Given the above exercise, it is critical both for nodes of registries and for clients of registries to understand the different ways in which inter-registry communication can occur. In particular, understanding how the establishment of key generators within different registries regulates the process of inter-registry publication is paramount.
If a registry intends to allow the users of that registry to copy entities into other registries, some considerations need to be taken when that registry goes online, before it generates a single key. This is crucial because if the registry begins to generate keys before establishing a key generator with a root registry, the registry may not be able to become an affiliate later on.
To bring up each node in a registry affiliated with a root registry, the node should begin by publishing a new key generator tModel of type keyGenerator[33] in the root UDDI registry. The node should then save this tModel in itself exactly as it has been saved in the root registry. This tModel then becomes the key generator tModel for the new node. Owning the imported tModel gives the new node the capability it needs to generate new keys that are guaranteed to be unique within the root registry by deriving them from its key generator.

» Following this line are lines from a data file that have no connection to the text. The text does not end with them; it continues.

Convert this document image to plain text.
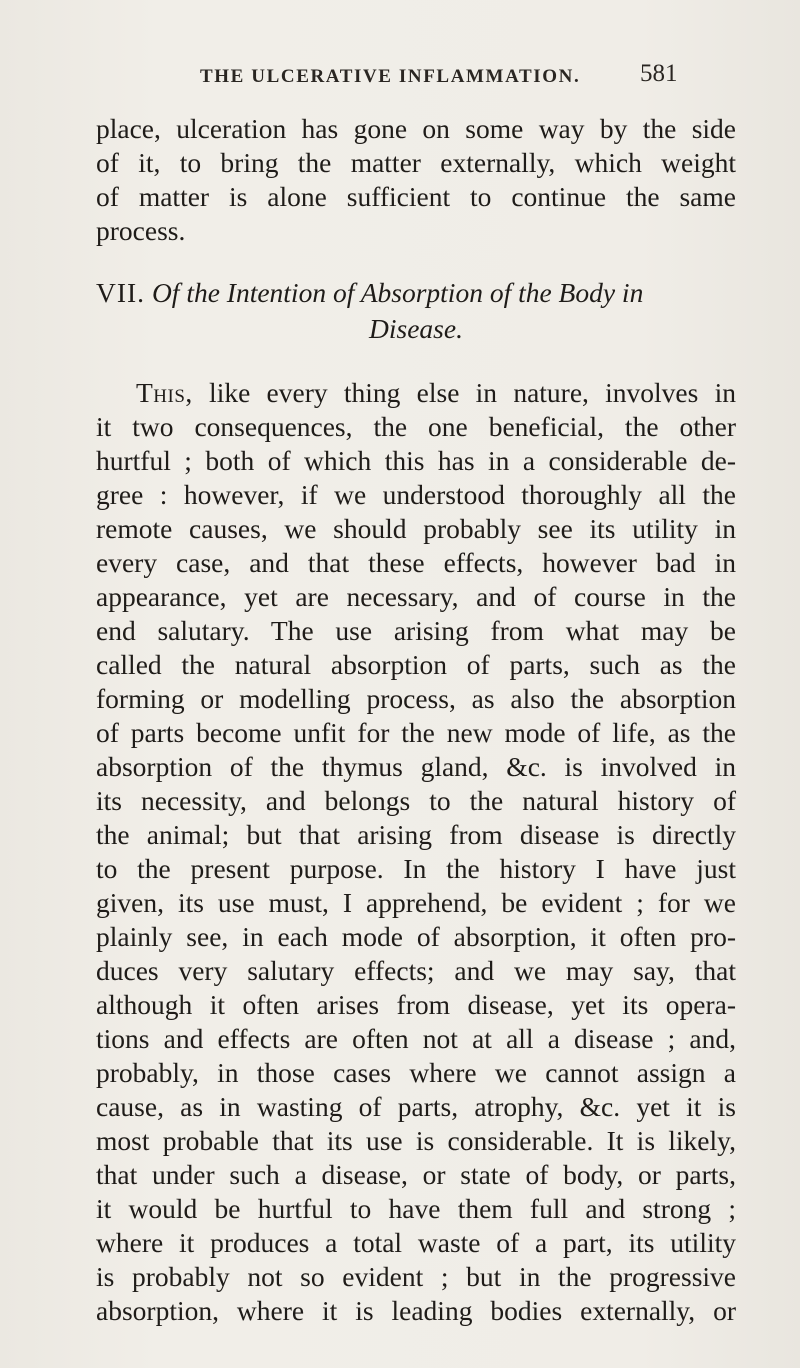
THE ULCERATIVE INFLAMMATION. 581
place, ulceration has gone on some way by the side
of it, to bring the matter externally, which weight
of matter is alone sufficient to continue the same
process.
VII. Of the Intention of Absorption of the Body in
Disease.
This, like every thing else in nature, involves in
it two consequences, the one beneficial, the other
hurtful ; both of which this has in a considerable de-
gree : however, if we understood thoroughly all the
remote causes, we should probably see its utility in
every case, and that these effects, however bad in
appearance, yet are necessary, and of course in the
end salutary. The use arising from what may be
called the natural absorption of parts, such as the
forming or modelling process, as also the absorption
of parts become unfit for the new mode of life, as the
absorption of the thymus gland, &c. is involved in
its necessity, and belongs to the natural history of
the animal; but that arising from disease is directly
to the present purpose. In the history I have just
given, its use must, I apprehend, be evident ; for we
plainly see, in each mode of absorption, it often pro-
duces very salutary effects; and we may say, that
although it often arises from disease, yet its opera-
tions and effects are often not at all a disease ; and,
probably, in those cases where we cannot assign a
cause, as in wasting of parts, atrophy, &c. yet it is
most probable that its use is considerable. It is likely,
that under such a disease, or state of body, or parts,
it would be hurtful to have them full and strong ;
where it produces a total waste of a part, its utility
is probably not so evident ; but in the progressive
absorption, where it is leading bodies externally, or
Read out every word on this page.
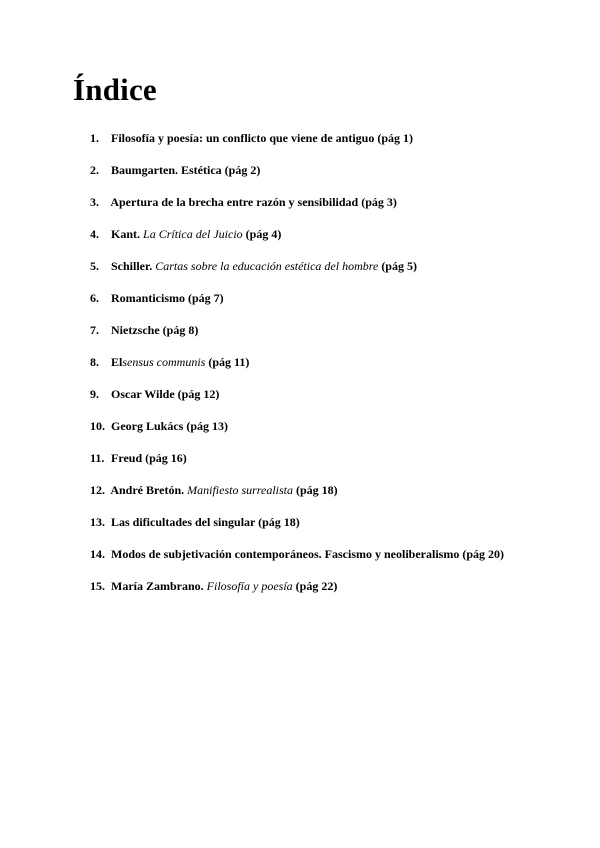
Índice
1. Filosofía y poesía: un conflicto que viene de antiguo (pág 1)
2. Baumgarten. Estética (pág 2)
3. Apertura de la brecha entre razón y sensibilidad (pág 3)
4. Kant. La Crítica del Juicio (pág 4)
5. Schiller. Cartas sobre la educación estética del hombre (pág 5)
6. Romanticismo (pág 7)
7. Nietzsche (pág 8)
8. Elsensus communis (pág 11)
9. Oscar Wilde (pág 12)
10. Georg Lukács (pág 13)
11. Freud (pág 16)
12. André Bretón. Manifiesto surrealista (pág 18)
13. Las dificultades del singular (pág 18)
14. Modos de subjetivación contemporáneos. Fascismo y neoliberalismo (pág 20)
15. María Zambrano. Filosofía y poesía (pág 22)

During normal operation, nodes need to generate keys – i.e., while saving new entities for which keys have not been proposed by their publisher. They do this by deriving them from key generators they own. Nodes may choose any algorithm they wish to generate the key specific string (KSS)[34] that makes each of the derived keys unique. Each node is responsible for managing the uniqueness of the keys it generates for itself. One way to do this is to use UUIDs for the extensions it generates. Another is to use sequential integers.